Fenerbahçe 22. dakikada 1 eksildi; 10 kişi kaldı.

Konyaspor 54. dakikada 1 eksilince sahada eşitlik sağlandı. 

Konyaspor 66. dakikada 1 gol attı.

Fenerbahçe gol atamayınca skorda eşitlik sağlanamadı.


Böylece Fenerbahçe’de ilk büyük fireyi Konyaspor karşısında verdi.


Konyaspor, bu maçta da gol yemedi; ayrıca 4 maçta yenilgisi de yok. 


Konyaspor’da Bytyqi ile Muhammet Demir ikilisi ön plandaydı. Bunlar Altay’ı epeyce zorladılar. 66. dakikada bu ikilinin ortaklığıyla Muhammet Demir, Altay’ı geçti.


Maçın 2-0 bitmesini direk önledi. Son düdük çalmak üzereyken 90+6’da Ikpeazu'nun şutunda top direkten döndü,


Konyaspor’da futbolcuların bir ilginç yanı da çokça ofsayta düşmeleri oldu.


*****

Sona Doğru…

Fenerbahçe için Eylül 2022 daha da “zorlu” geçecek. 

Bir yanda Lig, öbür yanda UEFA Avrupa Lig… 

Bu arada iki Avrupa maçı arasında Lig’de dinlenecek olma, bir avantaj sayılmalı.

İşte Eylül 2022 maç trafiği:

Fenerbahçe - Kayserispor (3 Eylül 2022 Cumartesi, 21.45)
Fenerbahçe-Dinamo Kiev (8 Eylül 2022 Perşembe, 19.45)
Rennes-Fenerbahçe (15 Eylül 2022 Perşembe, 22.00)

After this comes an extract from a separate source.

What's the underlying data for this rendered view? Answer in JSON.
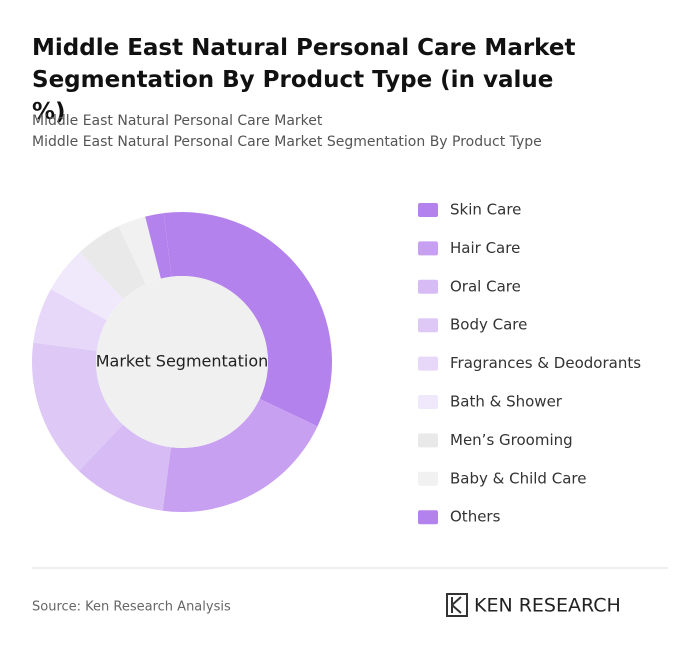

Fenerbahçe -Alanyaspor (Büyük bir olasılıkla 19 Eylül)


Son Söz:

3 günde bir maç alışkanlığından eldekilerini Konyaspor maçına kadar en uygun, yararlı biçimde kullanan, olumlu eleştirilerle yol alan Jesus, çıkacak olası engelleri bu maçta olduğu gibi bocalamadan bakalım nasıl aşacak?